Bring me back the top card for 600CAD and I could go for it. But for cards north of 1.2k, fuck that. I'd go AMD purely just because of their Linux support compared to Nvidia. But I'm holding onto my 2070 super with weak hopes prices will become sane again in the future.
Make the 7700 XT 350$ and adjust the reset of the stack accordingly, problem solved. At this point you'd actually be offering a noticible better value than Nvidia.
I went with a 4070ti, and honestly this is my last time building a gaming PC, because I just don't see the advantage anymore vs just buying a PlayStation for like 1/4 of the cost.
I'm not sure what you mean? This article is about AMD. Nvidia is the one that skimps on the vram. Amd's 7800 xt has 16 gb of vram and is $500. Their most expensive gpu is the 7900 xtx for about $950 currently and it has 24 gb.
Nvidia 4080 is over $1000 and has 16 gb of vram though.
I agree gpus are too expensive, but if amd gpus go under, Nvidia will have even more power to price gouge. I'm rooting for Intel too to bring even more competition in.

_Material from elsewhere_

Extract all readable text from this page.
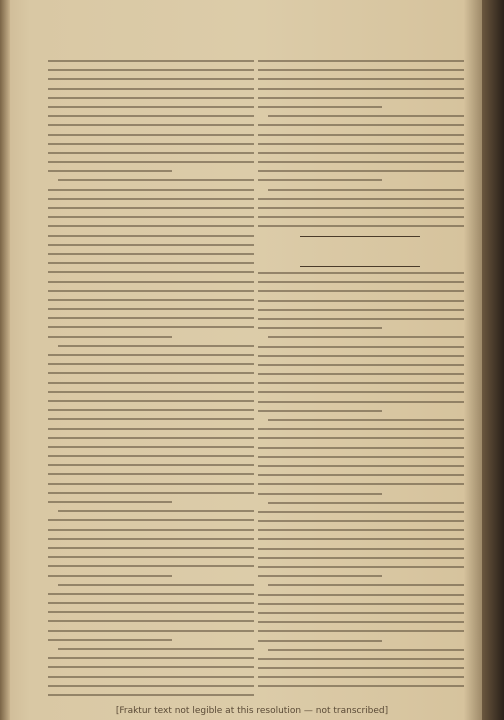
[Fraktur text not legible at this resolution — not transcribed]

I'm rooting for Intel too to bring even more competition in.
I really hope the next generation can push into the midrange too. That's kinda where the meat is at in regards to the market size. Unfortunately I feel they'd likely steal more from AMD than from Nvidia.
I'm not a gamer, but I remember their drivers for even their high-end cards were a fucking nightmare on Linux.
It's not that hard to give the open source community what they need in order to build their own drivers, or enough source for them to get things working properly. This was one of their dumbest moves among many dumb moves.